Statuses and other effects
Statuses are negative effects applied by some abilities or traits.
At the end of your turn, you can make a save roll (separately) for each status currently affecting you. On a successful save, the status ends.
Ongoing statuses, often caused by your own abilities, cannot be removed.
Blights are a more durable form of elemental debuff. Characters take armor-ignoring damage at the start of their turn equal to the number of blights (four are possible) affecting them. This damage cannot reduce a character past 1 HP.
Blights are only cleared at the end of combat or when removed by an ability.
Many abilities have enhanced effects against targets affected by certain blights.
Characters below 50% HP are considered bloodied. This has no direct effects, but many abilities and traits have different effects depending on whether a character is bloodied.
Characters who have been defeated are incapacitated. Incapacitated character don’t cause engagement, are immune to damage, and cannot act until combat ends or an ally uses the rescue action on them.
Victory and defeat
When a character is reduce to 0 HP, they are defeated.

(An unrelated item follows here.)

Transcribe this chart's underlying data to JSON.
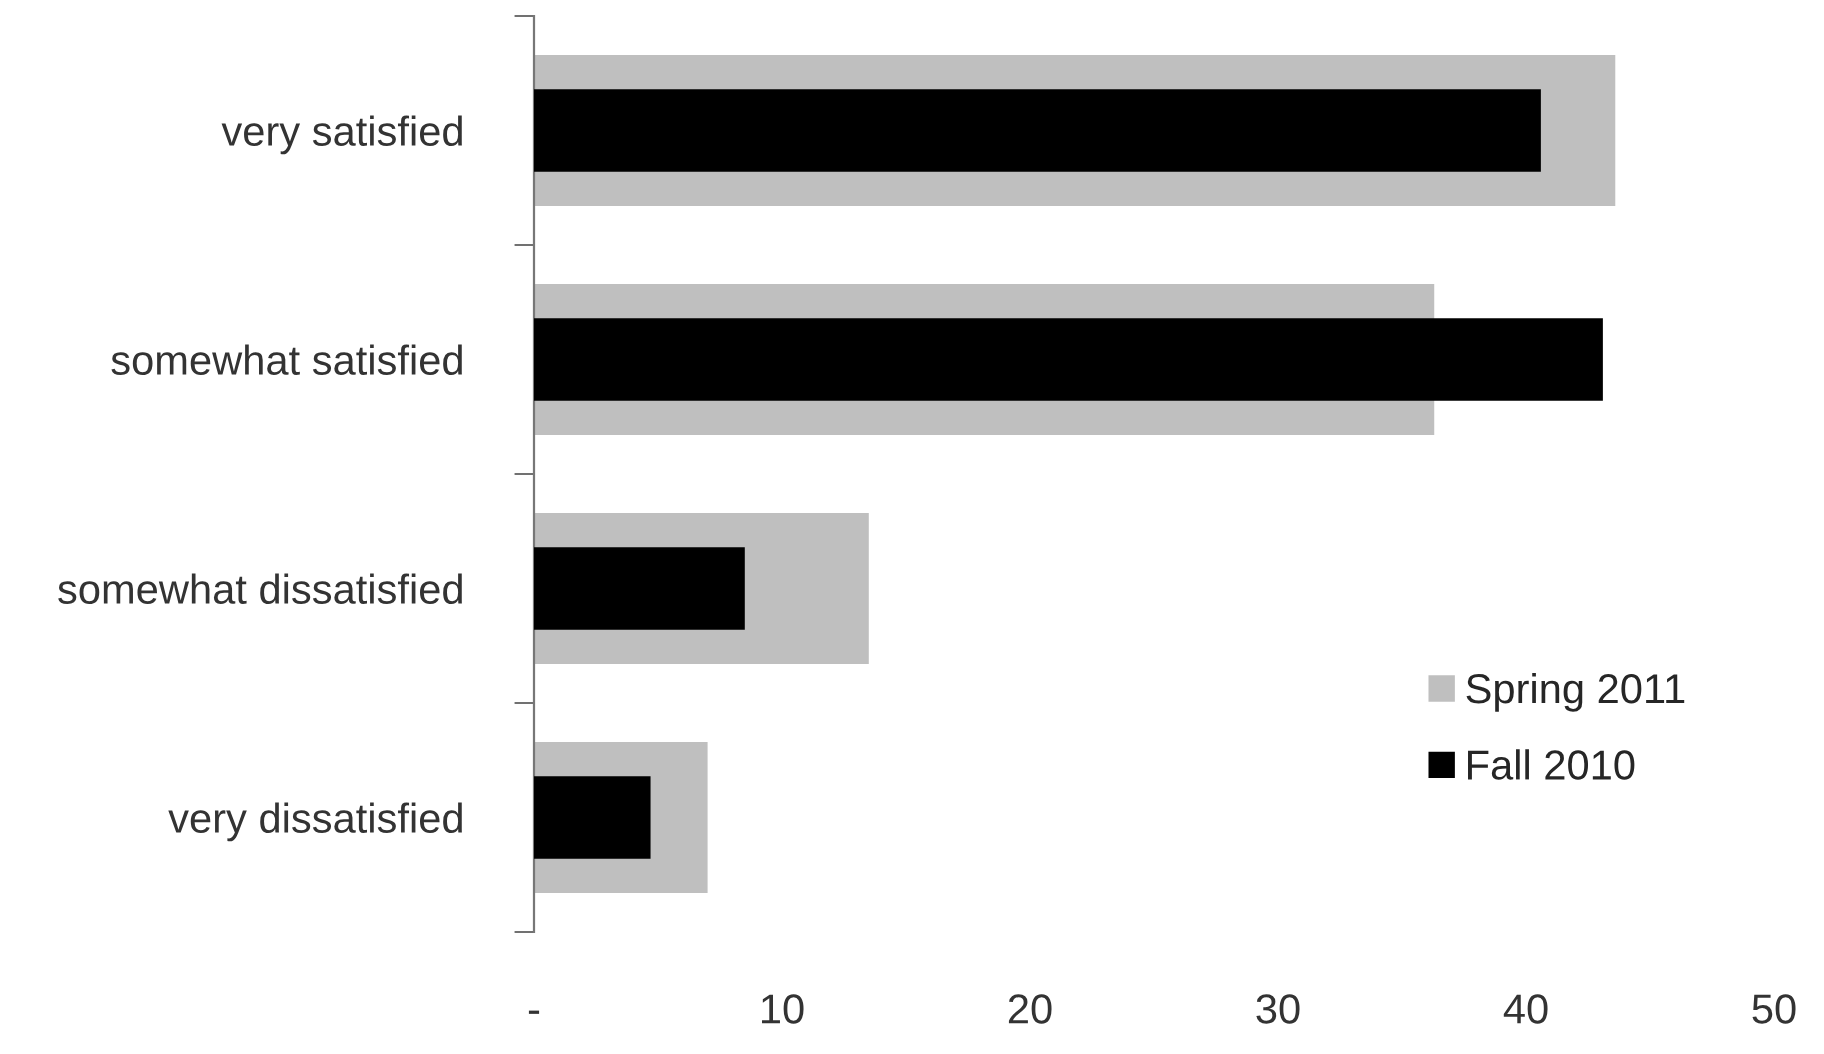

Defeated player characters clear all effects on them, gain a wound, and become incapacitated until somebody rescues them.
If a player character with 3 wounds would become defeated and gain a wound, they die instead.
Defeated foes are incapacitated, don’t cause engagement or obstruction, and are immune to damage and effects.
Depending on the game’s tone and the situation, defeated foes may be killed or merely unable to keep fighting. Battles usually aren’t to the death unless monsters are involved.
When any character would be damaged by an action or ability, they can instead surrender.
They become immune to all damage and effects from that action or ability.
They immediately become defeated for the rest of the battle.
They cannot be rescued, but do not gain a wound.
Combat normally ends when every character of one side is defeated, dead, or has fled the battlefield. Sometimes there are alternate victory/defeat conditions.
If all player characters are defeated or dead, they are totally defeated as a party and at the mercy of their foes. It’s up to the GM (and the tone of the game) what the foes do with them.